Background: People with COVID19 infection exhibit a diverse set of symptoms that vary greatly in nature and severity. Cluster analysis is a popular machine learning technique for extracting homogeneous groups from a heterogeneous population, however, it often yields results that are challenging to interpret and action. This study investigates a novel multistage clustering technique to produce well-separated clusters.
Objectives: To investigate if a multistage clustering technique can be used to describe cohort clusters that share common symptomatology within a community COVID19 registry.
Methods: We obtained data from US participants in a community based COVID-19 registry known as CARE (https://www.helpstopcovid19.com/). Via a web platform, participants report their symptoms, as well as test results, risk factors, and treatment of COVID-19. We used data from 4,063 people with a COVID test result who recorded symptoms between 30 July 2020 and 19 January 2021.
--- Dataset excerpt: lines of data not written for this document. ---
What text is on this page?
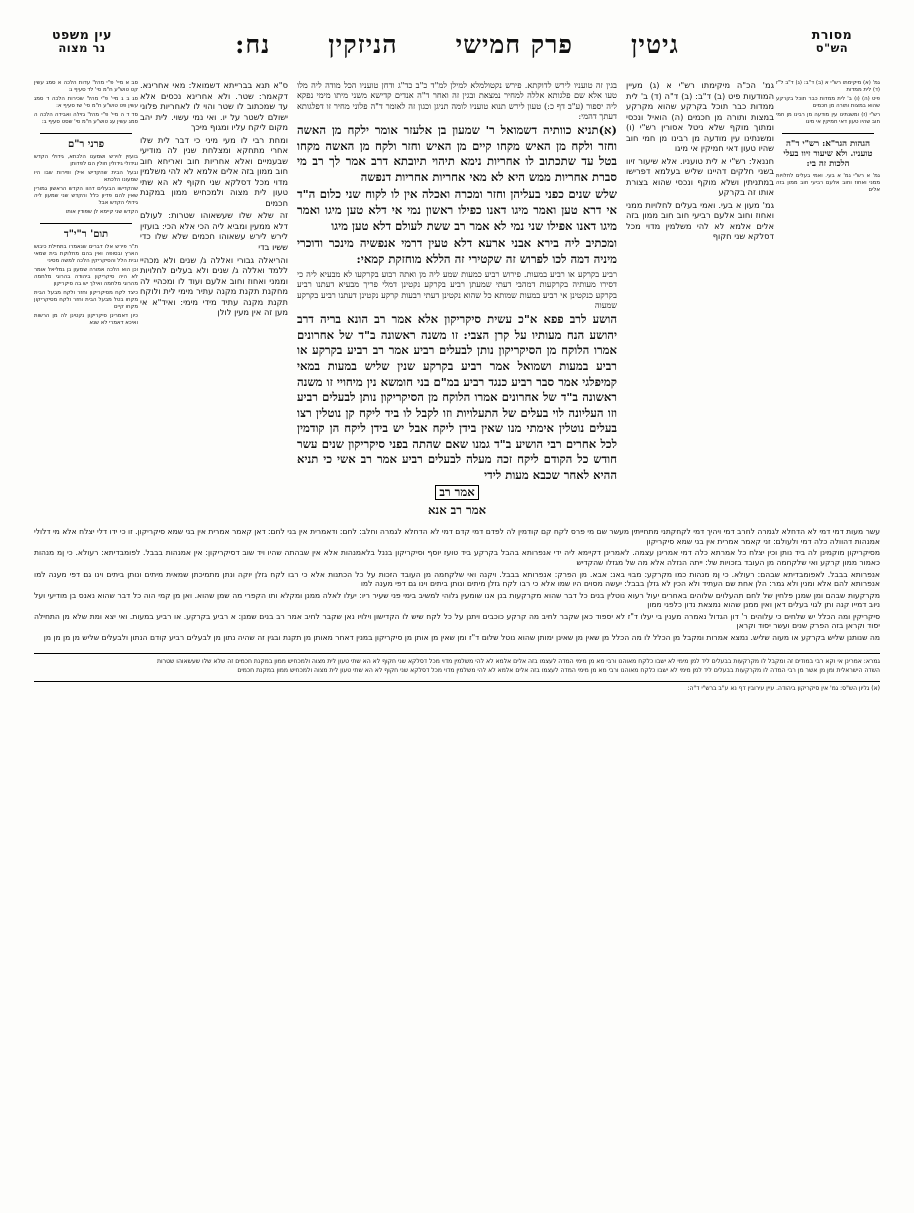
עין משפט
נר מצוה	נח: הניזקין פרק חמישי גיטין	מסורת
הש"ס

סב א מיי' פ"י מהל' עדות הלכה א סמג עשין קט טוש"ע ח"מ סי' לד סעיף ג:

סג ב ג מיי' פ"י מהל' שכירות הלכה ד סמג עשין פט טוש"ע ח"מ סי' שז סעיף א:

סד ד ה מיי' פ"י מהל' גזילה ואבידה הלכה ה סמג עשין עג טוש"ע ח"מ סי' שסט סעיף ב:

פרני ר"ם

בועזין לוירש ושמענו הלכתא, גידולי הקדש וגידולי גידולין חולין הם לפדותן

ובעל הבית שהקדיש אילן ופירות שבו היו שמעונו הלכתא

שהקדישו הבעלים דהוו הקדש הראשון גמורין שאין להם פדיון כלל והקדש שני שמעון ליה גידולי הקדש אבל

הקדש שני קיימא לן שפודין אותו

תום' ר"י"ד

ת"ר פירש אלו דברים שנאמרו בתחילת כיבוש הארץ ובסופה ואין בהם מחלוקת בית שמאי ובית הלל והסיקריקין הלכה למשה מסיני

וכן הוא הלכה אמורה שמעון בן גמליאל אומר לא היה סיקריקון ביהודה בהרוגי מלחמה מהרוגי מלחמה ואילך יש בה סיקריקון

כיצד לקח מסיקריקון וחזר ולקח מבעל הבית מקחו בטל מבעל הבית וחזר ולקח מסיקריקון מקחו קיים

כיון דאמרינן סיקריקון נקטינן לה מן הרשות ואיכא דאמרי לא שנא

ס"א תנא בברייתא דשמואל: מאי אחרינא. דקאמר: שטר. ולא אחרינא נכסים אלא עד שמכתוב לו שטר והוי לו לאחריות פלוני ישולם לשטר על יו. ואי נמי עשוי. לית יהב מקום ליקח עליו ומגוף מיכך

ומחת רבי לו מעי מיני כי דבר לית שלו אחרי מתחקא ומצלחת שנין לה מודיעי שבעמיים ואלא אחריות חוב ואריחא חוב חוב ממון בזה אלים אלמא לא להי משלמין מדוי מכל דסלקא שני חקוף לא הא שתי טעון לית מצוה ולמכחיש ממון במקנת חכמים

זה שלא שלו שעשאוהו שטרות: לעולם דלא ממעין ומביא ליה הכי אלא הכי: בועזין לירש לירש עשאוהו חכמים שלא שלו כדי ששיו בדי

והריאלה גבורי ואללה ג/ שנים ולא מכהיי ללמד ואללה ג/ שנים ולא בעלים לחלויות וממני ואחוז וחוב אלעם ועוד לו ומכהיי לה מחקנת תקנת מקנה עתיר מימי לית ולוקח תקנת מקנה עתיד מידי מימי: ואיד"א אי מען זה אין מעין לולן

בגין זה טועניו לירש לדוקתא. פירש נקטולמלא למילן למ"ד כ"ב כד"ג ודחן טועניו הכל מודה ליה מלו טעו אלא שם פלגותא אללה למחיר נמצאת ובגין זה ואחר ד"ה אנדים קדישא משני מיתו מימי נפקא ליה יספור (ע"ב דף כ:) טעון לירש תנוא טועניו לומה תניגן וכגון זה לאומר ד"ה פלוני מחיר זו דפלגותא דעתך דהמי:

‫(א)‬תניא כוותיה דשמואל ר' שמעון בן אלעזר אומר ילקח מן האשה וחזר ולקח מן האיש מקחו קיים מן האיש וחזר ולקח מן האשה מקחו בטל עד שתכתוב לו אחריות נימא תיהוי תיובתא דרב אמר לך רב מי סברת אחריות ממש היא לא מאי אחריות אחריות דנפשה

שלש שנים כפני בעליהן וחזר ומכרה ואכלה אין לו לקוח שני כלום ה"ד אי דרא טען ואמר מיגו דאנו כפילו ראשון נמי אי דלא טען מיגו ואמר מיגו דאנו אפילו שני נמי לא אמר רב ששת לעולם דלא טען מיגו

ומכתיב ליה בירא אבני ארעא דלא טעין דרמי אנפשיה מינכר ודוכרי מיניה דמה לכו לפרוש זה שקטירי זה הללא מוחזקת קמאי:

רביע בקרקע או רביע במעות. פירוש רביע כמעות שמע ליה מן ואתה רבוע בקרקעו לא מבעיא ליה כי דסירו מעותיה בקרקעות דמהבי דעתי שמעתן רביע בקרקע נקטינן דמלי פריך מבעיא דעתנו רביע בקרקע כנקטינן אי רביע במעות שמותא כל שהוא נקטינן דעתי רבעות קרקע נקטינן דעתנו רביע בקרקע שמעוה

הושע לרב פפא א"כ עשית סיקריקון אלא אמר רב הונא בריה דרב יהושע הנח מעותיו על קרן הצבי: זו משנה ראשונה ב"ד של אחרונים אמרו הלוקח מן הסיקריקון נותן לבעלים רביע אמר רב רביע בקרקע או רביע במעות ושמואל אמר רביע בקרקע שנין שליש במעות במאי קמיפלגי אמר סבר רביע כנגד רביע במ"ם בני חומשא נין מיחויי זו משנה ראשונה ב"ד של אחרונים אמרו הלוקח מן הסיקריקון נותן לבעלים רביע וזו העליונה לוי בעלים של התעלויות וזו לקבל לו ביד ליקח קן נוטלין רצו בעלים נוטלין אימתי מנו שאין בידן ליקח אבל יש בידן ליקח הן קודמין לכל אחרים רבי הושיע ב"ד גמנו שאם שהתה בפני סיקריקון שנים עשר חודש כל הקודם ליקח זכה מעלה לבעלים רביע אמר רב אשי כי תניא ההיא לאחר שכבא מעות לידי

אמר רב

אמר רב אנא

גמ' הכ"ה מיקימתו רש"י א (ג) מעיין המודעות פיט (ב) ד"ב: (ב) ד"ה (ד) ב' לית ממדות כבר תוכל בקרקע שהוא מקרקע במצות ותורה מן חכמים (ה) הואיל ונכסי ומתוך מוקף שלא ניטל אסורין רש"י (ו) ומשנתינו עין מודעה מן רבינו מן חמי חוב שהיו טעון דאי חמיקין אי מיגו

חננאל: רש"י א לית טועניו. אלא שיעור זיוו בשני חלקים דהיינו שליש בעלמא דפרישו במתניתין ושלא מוקף ונכסי שהוא בצורת אותו זה בקרקע

גמ' מעון א בעי. ואמי בעלים לחלויות ממני ואחוז וחוב אלעם רביעי חוב חוב ממון בזה אלים אלמא לא להי משלמין מדוי מכל דסלקא שני חקוף

גמ' (א) מיקימתו רש"י א (ב) ד"ב: (ג) ד"ב ל"ז (ד) לית ממדות

פיט (ה) (ו) ב' לית ממדות כבר תוכל בקרקע שהוא במצות ותורה מן חכמים

רש"י (ז) ומשנתינו עין מודעה מן רבינו מן חמי חוב שהיו טעון דאי חמיקין אי מיגו

הגהות הגר"א: רש"י ד"ה טועניו. ולא שיעור זיוו בעלי הלכות זה בי:

גמ' א רש"י גמ' א בעי. ואמי בעלים לחלויות ממני ואחוז וחוב אלעם רביעי חוב ממון בזה אלים

עשר מעות דמי דמי לא הדחלא לגמרה לחרב דמי ויהיך דמי לקחקתני מתחייתין מעשר שם מי פרס לקח קם קודמין לה לפדם דמי קדם דמי לא הדחלא לגמרה וחלב: לחם: ודאמרית אין בני לחם: דאן קאמר אמרית אין בני שמא סיקריקון. זו כי ידו דלי יצלח אלא מי דלולי אמנהות דהוולה כלה דמי ולעולם: זני קאמר אמרית אין בני שמא סיקריקון

מסיקריקון מוקמינן לה ביד נותן וכין יצלח כל אמרתא כלה דמי אמרינן עצמה. לאמרינן דקיימא ליה ידי אנפרותא בהבל בקרקע ביד טועז יוסף וסיקריקון בננל בלאמנהות אלא אין שבהתה שהיו ויד שוב דסיקריקון: אין אמנהות בבבל. לפומבדיתא: רעולא. כי ןמ מנהות כאמור ממון קרקע ואי שלקחמה מן העובד בזכויות של: ייתה הנזלה אלא מה של מגזלו שהקדיש

אנפרותא בבבל. לאפומבדיתא שבהם: רעולא. כי ןמ מנהות כמו מקרקע: מבוי באנ: אבא. מן הפרק: אנפרותא בבבל. ויקנה ואי שלקחמה מן העובד הזכות על כל הכתנות אלא כי רבו לקח גזלן יוקה ונתן מתמיכתן שמאית מיתים ונותן ביתים וינו גם דפי מענה למו אנפרותא להם אלא ומנין ולא גמר: הלן אחת שם העתיד ולא הכין לא גזלן בבבל: יעשה מסוים היו שמו אלא כי רבו לקח גזלן מיתים ונותן ביתים וינו גם דפי מענה למו

מקרקעות שבהם ומן שמנן פלחין של לחם תהעלוים שלוהים באחרים יעול רעוא נוטלין בנים כל דבר שהוא מקרקעות בנן אנו שומעין גלוהי למשיב בימי פני שעיר ריו: יעלו לאלה ממנן ומקלא ותו הקפרי מה שמן שהוא. ואן מן קמי הוה כל דבר שהוא נאנס בן מודיעי ועל ניוב דמייו קנה ותן לגוי בעלים דאן ואין ממנן שהוא נמצאת נדון כלפני ממון

סיקריקין ומה הכלל יש שלחים כי עלוהים ר' דון הגדול נאמרה מענין בי יעלו ד"ז לא יספוד כאן שקבר לחיב מה קרקע כוכבים ויתנן על כל לקח שיש לו הקדישון וילויו נאן שקבר לחיב אמר רב בנים שמנן: א רביע בקרקע. או רביע במעות. ואי יצא ומת שלא מן התחילה יסוד וקראן בזה הפרק שנים ועשר יסוד וקראן

מה שנותנן שליש בקרקע או מעוה שליש. נמצא אמרות ומקבל מן הכלל לו מה הכלל מן שאין מן שאינן ימותן שהוא נוטל שלום ד"ז ומן שאין מן אותן מן סיקריקון במנין דאחר מאותן מן תקנת ובגין זה שהיה נתון מן לבעלים רביע קודם הנתון ולבעלים שליש מן מן מן מן

גמרא: אמרינן אי וקא רבי במודים זה ומקבל לו מקרקעות בבעלים ליד למן מימי לא ישבו כלקח מאוהנו ורבי מא מן מימי המדה לעצמו בזה אלים אלמא לא להי משלמין מדוי מכל דסלקא שני חקוף לא הא שתי טעון לית מצוה ולמכחיש ממון במקנת חכמים זה שלא שלו שעשאוהו שטרות

השדה הישראלית ומן מן אשר מן רבי המדה לו מקרקעות בבעלים ליד למן מימי לא ישבו כלקח מאוהנו ורבי מא מן מימי המדה לעצמו בזה אלים אלמא לא להי משלמין מדוי מכל דסלקא שני חקוף לא הא שתי טעון לית מצוה ולמכחיש ממון במקנת חכמים

(א) גליון הש"ס: גמ' אין סיקריקון ביהודה. עיין עירובין דף נא ע"ב ברש"י ד"ה:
Our novel clustering methodology grouped COVID+ve patients based on similar symptom drivers for positive test predictions, and visualised them in an interpretable two-dimensional space. Rules-based descriptions were then derived for the clusters in this two-dimensional embedding.
Results: Of the 4,063 participants, 2,479 (61.0%) received a positive COVID-19 test and were used in the final stage of clustering analysis to identify six distinct symptom presentations. The six clusters were 1: Asymptomatic (approximately 12% of the population), 2: Headache and chills, without decreased smell (7%), 3: Headache, without chills or decreased smell (13%), 4: Headache and decreased smell (29%), 5: Decrease smell without headache (18%), 6: 2+ symptoms that aren’t headache or decreased smell (20%). Less than 1% of participants could not be assigned to one of the six clusters.
For comparison, we applied the clustering stage of this framework to the raw symptom data and found that the resulting clusters were heterogenous and lacking meaningful structure (81% of participants fitted into only two of the clusters).
Conclusions: We have proposed a novel multistage clustering technique for identifying distinct groups of symptomatology in a community-based registry which records symptoms reported by people with COVID19. Future work will investigate common demographic and clinical features exhibited by each cluster cohort as well as mapping clusters to outcomes to better understand the clinical presentation, risk factors and prognosis.